E così ha lottato affinché il dirigente generale del Dipartimento Salute — Giancarlo Ruscitti, plenipotenziario anche dell’assessorato quando era assessora Stefania Segnana — facesse i bagagli e se ne andasse. Poi se n’è andato anche il successore, Antonio D’Urso, per motivi tutti suoi, e così ha portato al vertice del Dipartimento Andrea Ziglio. E di lui è molto contento. Cosa che nessuno ha mai sentito dire di Antonio Ferro, il direttore generale dell’Azienda Sanitaria. Non si prendono, non c’è feeling. Ma soprattutto, Tonina non sopporta che ci sia più intesa tra Fugatti e Ferro. Sui punti nascita di valle, ad esempio, di cui Tonina vede i dati, negativi. E Ferro fa finta di non vedere perché Fugatti quei punti li vuole tenere aperti.

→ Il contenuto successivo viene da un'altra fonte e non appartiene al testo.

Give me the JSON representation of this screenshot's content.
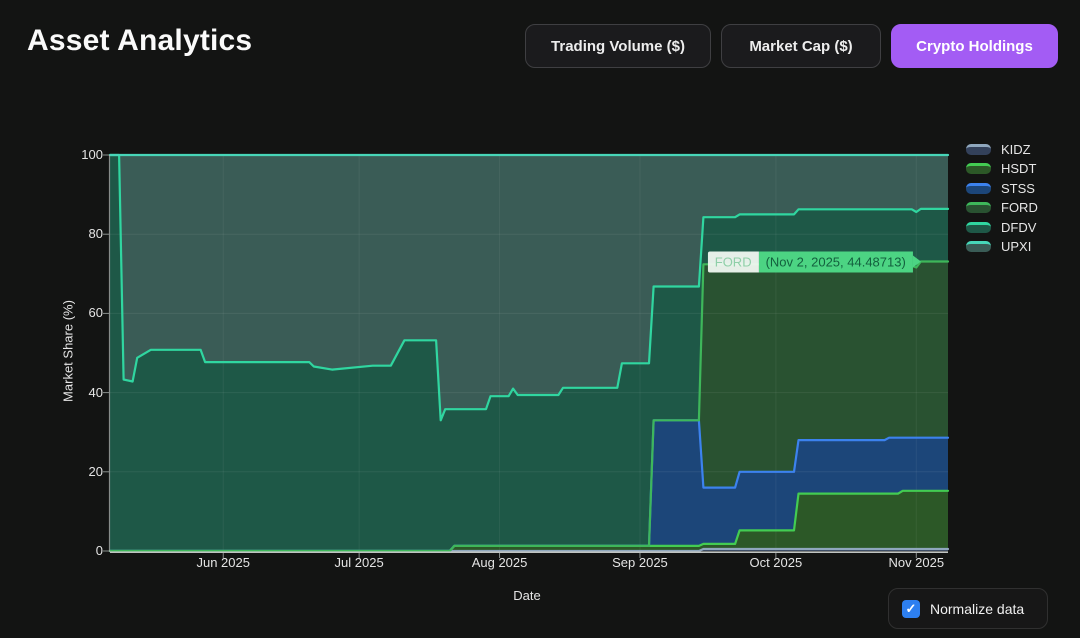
{
  "page": {
    "title": "Asset Analytics"
  },
  "toolbar": {
    "buttons": [
      {
        "label": "Trading Volume ($)",
        "active": false
      },
      {
        "label": "Market Cap ($)",
        "active": false
      },
      {
        "label": "Crypto Holdings",
        "active": true
      }
    ],
    "active_color": "#a35cf4"
  },
  "tooltip": {
    "series": "FORD",
    "text": "(Nov 2, 2025, 44.48713)",
    "date": "2025-11-02",
    "box_color": "#4cd483"
  },
  "controls": {
    "normalize_label": "Normalize data",
    "normalize_checked": true,
    "checkmark": "✓",
    "checkbox_color": "#2d7ff0"
  },
  "chart_data": {
    "type": "area",
    "stacked": true,
    "normalized_total": 100,
    "title": "",
    "xlabel": "Date",
    "ylabel": "Market Share (%)",
    "ylim": [
      0,
      100
    ],
    "yticks": [
      0,
      20,
      40,
      60,
      80,
      100
    ],
    "x_range": [
      "2025-05-07",
      "2025-11-08"
    ],
    "xticks": [
      {
        "date": "2025-06-01",
        "label": "Jun 2025"
      },
      {
        "date": "2025-07-01",
        "label": "Jul 2025"
      },
      {
        "date": "2025-08-01",
        "label": "Aug 2025"
      },
      {
        "date": "2025-09-01",
        "label": "Sep 2025"
      },
      {
        "date": "2025-10-01",
        "label": "Oct 2025"
      },
      {
        "date": "2025-11-01",
        "label": "Nov 2025"
      }
    ],
    "grid": true,
    "legend_position": "right",
    "dates": [
      "2025-05-07",
      "2025-05-09",
      "2025-05-10",
      "2025-05-12",
      "2025-05-13",
      "2025-05-16",
      "2025-05-27",
      "2025-05-28",
      "2025-06-20",
      "2025-06-21",
      "2025-06-25",
      "2025-07-04",
      "2025-07-08",
      "2025-07-11",
      "2025-07-18",
      "2025-07-19",
      "2025-07-20",
      "2025-07-21",
      "2025-07-22",
      "2025-07-29",
      "2025-07-30",
      "2025-08-03",
      "2025-08-04",
      "2025-08-05",
      "2025-08-14",
      "2025-08-15",
      "2025-08-27",
      "2025-08-28",
      "2025-09-03",
      "2025-09-04",
      "2025-09-14",
      "2025-09-15",
      "2025-09-22",
      "2025-09-23",
      "2025-10-05",
      "2025-10-06",
      "2025-10-25",
      "2025-10-26",
      "2025-10-28",
      "2025-10-29",
      "2025-10-31",
      "2025-11-01",
      "2025-11-02",
      "2025-11-08"
    ],
    "series": [
      {
        "name": "KIDZ",
        "line": "#8fa7bd",
        "fill": "#33415a",
        "values": [
          0,
          0,
          0,
          0,
          0,
          0,
          0,
          0,
          0,
          0,
          0,
          0,
          0,
          0,
          0,
          0,
          0,
          0,
          0,
          0,
          0,
          0,
          0,
          0,
          0,
          0,
          0,
          0,
          0,
          0,
          0,
          0.5,
          0.5,
          0.5,
          0.5,
          0.5,
          0.5,
          0.5,
          0.5,
          0.5,
          0.5,
          0.5,
          0.5,
          0.5
        ]
      },
      {
        "name": "HSDT",
        "line": "#43cc52",
        "fill": "#2c5827",
        "values": [
          0,
          0,
          0,
          0,
          0,
          0,
          0,
          0,
          0,
          0,
          0,
          0,
          0,
          0,
          0,
          0,
          0,
          0,
          1.3,
          1.3,
          1.3,
          1.3,
          1.3,
          1.3,
          1.3,
          1.3,
          1.3,
          1.3,
          1.3,
          1.3,
          1.3,
          1.3,
          1.3,
          4.7,
          4.7,
          14,
          14,
          14,
          14,
          14.7,
          14.7,
          14.7,
          14.7,
          14.7
        ]
      },
      {
        "name": "STSS",
        "line": "#3c82ee",
        "fill": "#1c4679",
        "values": [
          0,
          0,
          0,
          0,
          0,
          0,
          0,
          0,
          0,
          0,
          0,
          0,
          0,
          0,
          0,
          0,
          0,
          0,
          0,
          0,
          0,
          0,
          0,
          0,
          0,
          0,
          0,
          0,
          0,
          31.7,
          31.7,
          14.2,
          14.2,
          14.8,
          14.8,
          13.5,
          13.5,
          14.1,
          14.1,
          13.4,
          13.4,
          13.4,
          13.4,
          13.4
        ]
      },
      {
        "name": "FORD",
        "line": "#3eb75a",
        "fill": "#295231",
        "values": [
          0,
          0,
          0,
          0,
          0,
          0,
          0,
          0,
          0,
          0,
          0,
          0,
          0,
          0,
          0,
          0,
          0,
          0,
          0,
          0,
          0,
          0,
          0,
          0,
          0,
          0,
          0,
          0,
          0,
          0,
          0,
          56.4,
          56.4,
          52.4,
          52.4,
          44.3,
          44.3,
          43.9,
          43.9,
          43.4,
          43.4,
          43.0,
          44.487,
          44.5
        ]
      },
      {
        "name": "DFDV",
        "line": "#30d6a0",
        "fill": "#1e5847",
        "values": [
          100,
          100,
          43.3,
          42.8,
          48.8,
          50.8,
          50.8,
          47.7,
          47.7,
          46.6,
          45.8,
          46.8,
          46.8,
          53.2,
          53.2,
          33.0,
          35.8,
          35.8,
          34.5,
          34.5,
          37.8,
          37.8,
          39.7,
          38.1,
          38.1,
          39.9,
          39.9,
          46.1,
          46.1,
          33.8,
          33.8,
          11.9,
          11.9,
          12.6,
          12.6,
          14.0,
          14.0,
          13.8,
          13.8,
          14.3,
          14.3,
          14.0,
          13.3,
          13.3
        ]
      },
      {
        "name": "UPXI",
        "line": "#47d6b8",
        "fill": "#3a5c56",
        "values": [
          0,
          0,
          56.7,
          57.2,
          51.2,
          49.2,
          49.2,
          52.3,
          52.3,
          53.4,
          54.2,
          53.2,
          53.2,
          46.8,
          46.8,
          67.0,
          64.2,
          64.2,
          64.2,
          64.2,
          60.9,
          60.9,
          59.0,
          60.6,
          60.6,
          58.8,
          58.8,
          52.6,
          52.6,
          33.2,
          33.2,
          15.7,
          15.7,
          15.0,
          15.0,
          13.7,
          13.7,
          13.7,
          13.7,
          13.7,
          13.7,
          14.4,
          13.6,
          13.6
        ]
      }
    ]
  }
}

Ecco quindi che il moderato, il mediatore, «el Mario» che risolve i problemi e si accolla anche le grane cambia registro e sfodera la sua vera natura, quella orgogliosamente democristiana. Le dimissioni, annunciate e poi ritirate, sono appunto nell’armamentario di un democristiano. Ma non si tratta di un teatrino come dicono quelli del Pd, o come pensavano all’inizio nel centrodestra. In questi tre giorni è successo molto nelle sacrestie della politica. El Mario ha fatto capire che stavolta fa sul serio, e lo ha detto ieri anche a Fugatti, innanzitutto. E poi, in perfetto stile democristiano, ha puntato il dito contro Ferro — inarrivabile, troppo protetto da Fugatti e da De Col — per far cadere qualcun altro.
E tra i candidati al «patibolo» c’è il dirigente del Dipartimento tecnologia dell’Azienda Sanitaria, Alessandro Bazziga. «Qualcosa deve cambiare», ha detto infatti l’assessore che resterà al suo posto. Gattopardismo, penserà qualcuno. No, democristiano.